Courtesy of Pam Martens

Douglas Schoen

Douglas Schoen, Author of “Why Democrats Need Wall Street” OpEd in the New York Times

America has now been through various iterations of “it’s time to stop bashing Wall Street” by writers who seem to easily get air time or plenty of print space to make their case. An OpEd in the New York Times today is the latest in this endless series. We’ll get to that column shortly, but first some necessary background.

Wall Street did not accidentally run a barge aground and leave a small oil slick on the Hudson River. Wall Street did not accidentally release tainted lettuce that sickened a few dozen people.
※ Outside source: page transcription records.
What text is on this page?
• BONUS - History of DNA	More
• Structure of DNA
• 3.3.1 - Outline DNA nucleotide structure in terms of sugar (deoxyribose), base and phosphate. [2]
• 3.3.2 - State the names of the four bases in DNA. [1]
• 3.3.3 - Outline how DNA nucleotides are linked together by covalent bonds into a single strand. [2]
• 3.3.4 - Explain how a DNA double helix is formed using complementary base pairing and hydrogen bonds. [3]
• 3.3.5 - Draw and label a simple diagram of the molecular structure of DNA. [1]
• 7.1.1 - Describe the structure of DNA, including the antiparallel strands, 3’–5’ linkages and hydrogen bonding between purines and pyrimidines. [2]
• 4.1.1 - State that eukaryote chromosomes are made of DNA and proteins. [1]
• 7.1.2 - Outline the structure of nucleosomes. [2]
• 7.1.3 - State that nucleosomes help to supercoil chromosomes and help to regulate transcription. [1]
What Wall Street did was intentional and criminal: it financially engineered a toxic subprime house of cards which it knew from its own internal reviews was going to collapse; it then molded the toxic product into inscrutable bundles; it sold the bundles to unsuspecting investors around the globe while making side bets that it would all come crashing down. Then, after causing the greatest financial collapse in the United States since the Great Depression, Wall Street’s unrepentant scoundrels paid themselves billions of dollars in bonuses with taxpayer bailout funds.

One of the largest wrongdoers of this era, Citigroup, received the largest taxpayer bailout in history (over $2.5 trillion in loans, cash infusions and asset guarantees) and while this was occurring, one of its executives, Michael Froman, was staffing up the administration of the next President of the United States, Barack Obama, including an accepted recommendation for the head of the Justice Department.

The 2007-2009 financial crash was more than the product of greed. There was both knowing and criminal wrongdoing, but none of those responsible have gone to jail. None of the regulatory gaps that allowed this to happen have been rectified. The biggest Wall Street banks have grown even bigger and remain too-big-to-fail; Wall Street is still paying the rating agencies for their Triple-A ratings; highly speculative Wall Street firms are still allowed to hold trillions of dollars in taxpayer-backstopped insured deposits in the commercial banks that they are allowed to own under a Byzantine bank-holding company structure with thousands of far-flung subsidiaries around the globe; and a handful of Wall Street banks continue to house trillions of dollars of derivatives inside their insured depository banks – something the public was assured would end under the Dodd-Frank financial reform legislation.

Those who are lecturing the public to just get over it are either tone deaf, compromised or both.